Cosa fare se la caldaia non scalda l’acqua

Cosa bisogna fare nel caso in cui la caldaia non scalda l’’acqua? I motivi di questo cattivo funzionamento possono essere diversi. Dunque, prendiamo in esame le varie ipotesi e cerchiamo di capire come bisogna agire in ciascuna situazione. Per prima cosa dobbiamo verificare il funzionamento dei radiatori. Se essi scaldano, significa che il problema riguarda il termostato dell’’acqua calda. Quindi, non dobbiamo fare altro che spegnere il riscaldamento con il termostato, e aprire l’’acqua calda. A questo punto vediamo: se la caldaia parte come se nulla fosse, ma poi si spegne quasi subito, la colpa va individuata nel termostato. Di conseguenza, bisogna staccare il riscaldamento dal termostato, e attendere che i radiatori si raffreddino. Dopodiché occorre aprire l’’acqua calda per verificare se la caldaia si aziona regolarmente, oppure si spegne dopo poco. Se continua a funzionare, ma l’’acqua è tiepida, verifichiamo se i radiatori, pur essendo staccati, sono caldi. Se questa ipotesi si verifica, vale a dire se con il termostato staccato i radiatori si caldano, la colpa del cattivo funzionamento è della valvola deviatrice, che fa sì che il calore si riversi nel circuito di riscaldamento invece di scaldare l’’acqua. Un altro motivo potrebbe essere, invece, ravvisato nella membrana. Si tratta di una parte del diametro di poco più di otto centimetri, dotata in centro di un foro. In questo caso, dobbiamo smontare il coperchio della caldaia. Se si dispone di un modello dotato di vaso espansione anteriore, appena tolto il coperchio noteremo un serbatoio grigio con una cerniera e una vite di fissaggio. La vite deve essere svitata: sulla destra troveremo una scatola nera dove è situata la scheda. Sulla sinistra, invece, c’è la membrana, all’interno di un gruppo in ottone dotato di un pressostato.

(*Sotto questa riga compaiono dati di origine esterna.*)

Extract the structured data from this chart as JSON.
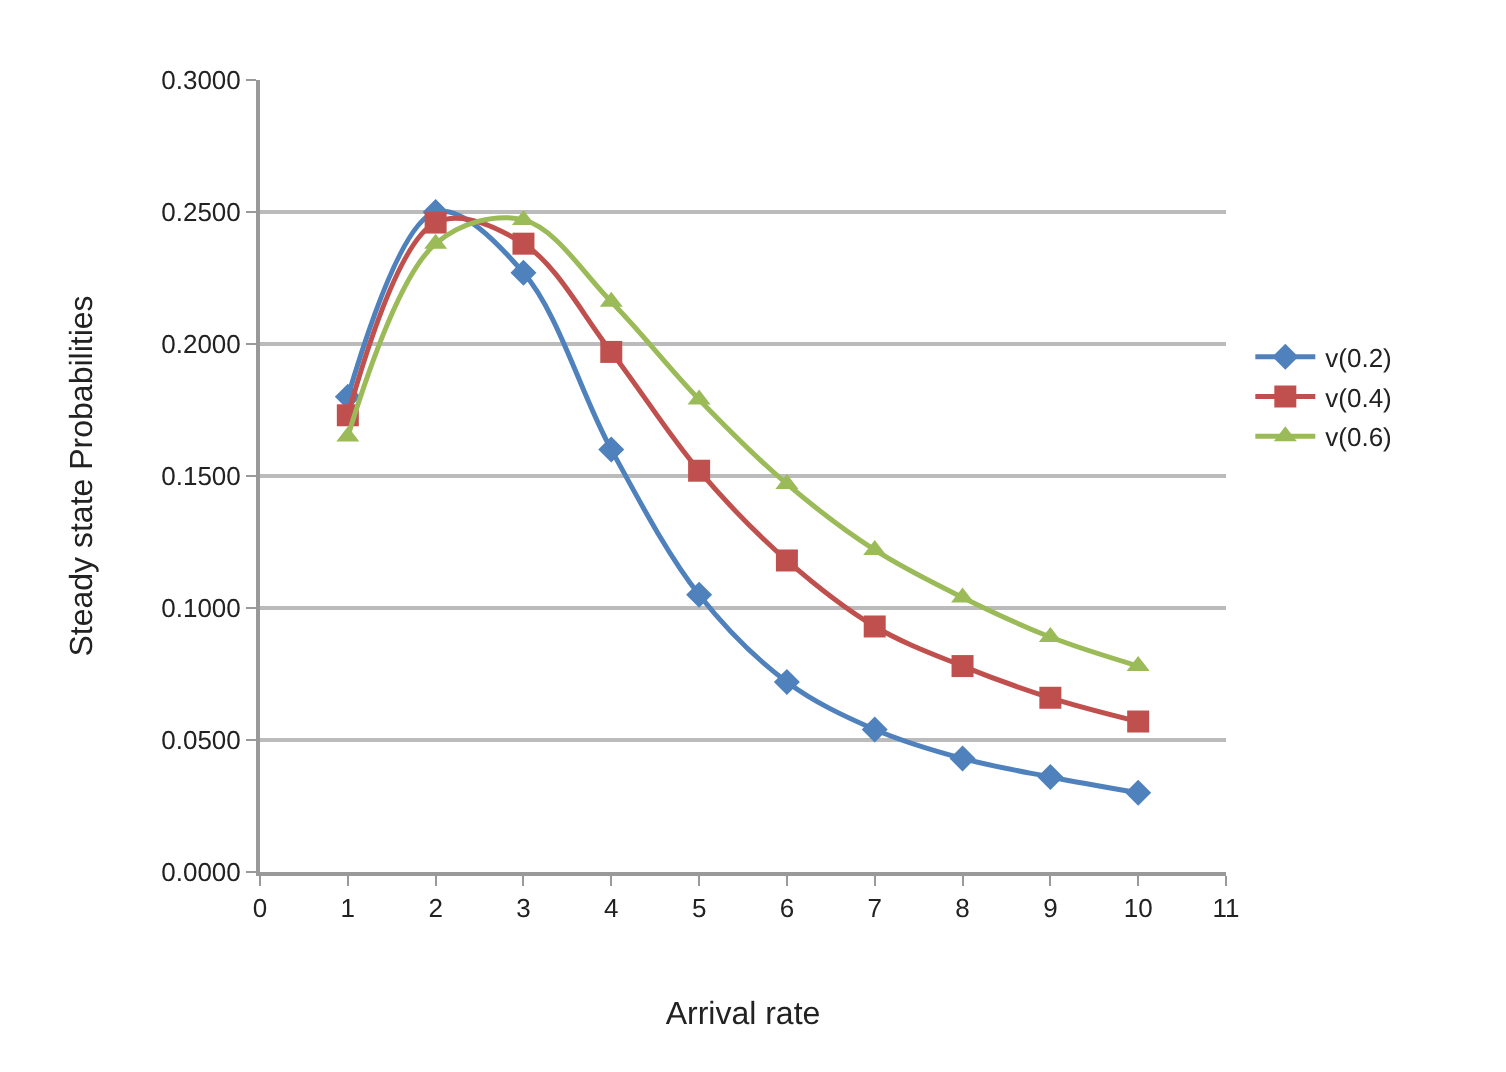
{
  "chart_data": {
    "type": "line",
    "xlabel": "Arrival rate",
    "ylabel": "Steady state Probabilities",
    "x": [
      1,
      2,
      3,
      4,
      5,
      6,
      7,
      8,
      9,
      10
    ],
    "series": [
      {
        "name": "v(0.2)",
        "color": "#4f81bd",
        "marker": "diamond",
        "values": [
          0.18,
          0.25,
          0.227,
          0.16,
          0.105,
          0.072,
          0.054,
          0.043,
          0.036,
          0.03
        ]
      },
      {
        "name": "v(0.4)",
        "color": "#c0504d",
        "marker": "square",
        "values": [
          0.173,
          0.246,
          0.238,
          0.197,
          0.152,
          0.118,
          0.093,
          0.078,
          0.066,
          0.057
        ]
      },
      {
        "name": "v(0.6)",
        "color": "#9bbb59",
        "marker": "triangle",
        "values": [
          0.165,
          0.238,
          0.247,
          0.216,
          0.179,
          0.147,
          0.122,
          0.104,
          0.089,
          0.078
        ]
      }
    ],
    "xlim": [
      0,
      11
    ],
    "xticks": [
      0,
      1,
      2,
      3,
      4,
      5,
      6,
      7,
      8,
      9,
      10,
      11
    ],
    "ylim": [
      0,
      0.3
    ],
    "yticks": [
      {
        "value": 0,
        "label": "0.0000"
      },
      {
        "value": 0.05,
        "label": "0.0500"
      },
      {
        "value": 0.1,
        "label": "0.1000"
      },
      {
        "value": 0.15,
        "label": "0.1500"
      },
      {
        "value": 0.2,
        "label": "0.2000"
      },
      {
        "value": 0.25,
        "label": "0.2500"
      },
      {
        "value": 0.3,
        "label": "0.3000"
      }
    ],
    "grid": "y",
    "legend": "right",
    "line_style": "solid"
  }
}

Quindi possiamo agire sulla membrana: apriamo l’acqua calda, e verifichiamo se fuoriesce dal gruppo un piccolo pistone che chiude il microinterruttore. Se il pistone non fuoriesce, il cattivo funzionamento è dovuto alla membrana, e vi si può porre rimedio alzando con un dito la linguetta del microinterruttore stesso. Un altro motivo potrebbe essere rappresentato dal fatto che il bruciatore non si accende. In questo caso la colpa potrebbe essere del fusibile interrotto, che dovrebbe essere sostituito. Naturalmente prima accertiamoci che l’interruttore generale sia accesso e che non si sia verificata una mancanza di corrente elettrica. La colpa potrebbe anche essere della pressione dell’acqua dell’impianto, troppo bassa, o dei condotti di aspirazione dell’aria o di scarico dei fumi che sono troppo lunghi. Altri possibili cause: un’avaria dei componenti, una presenza di aria nell’impianto che raffredda parzialmente i radiatori e provoca gorgoglii (in questo caso occorre spurgare l’aria) o l’orologio del programma in avaria o disinserito. Verifichiamo, infine, che non esca acqua dalla valvola di sicurezza: in questo caso, a freddo occorrerà depressurizzare spurgando un radiatore. Come si può notare, una caldaia può non scaldare l’acqua per diversi motivi: il consiglio, dunque, se non si è esperti e non si sa come bisogna agire, è quello di rivolgersi a un tecnico specializzato o a un idrualico, che potrà risolvere il problema in breve tempo e nel migliore dei modi.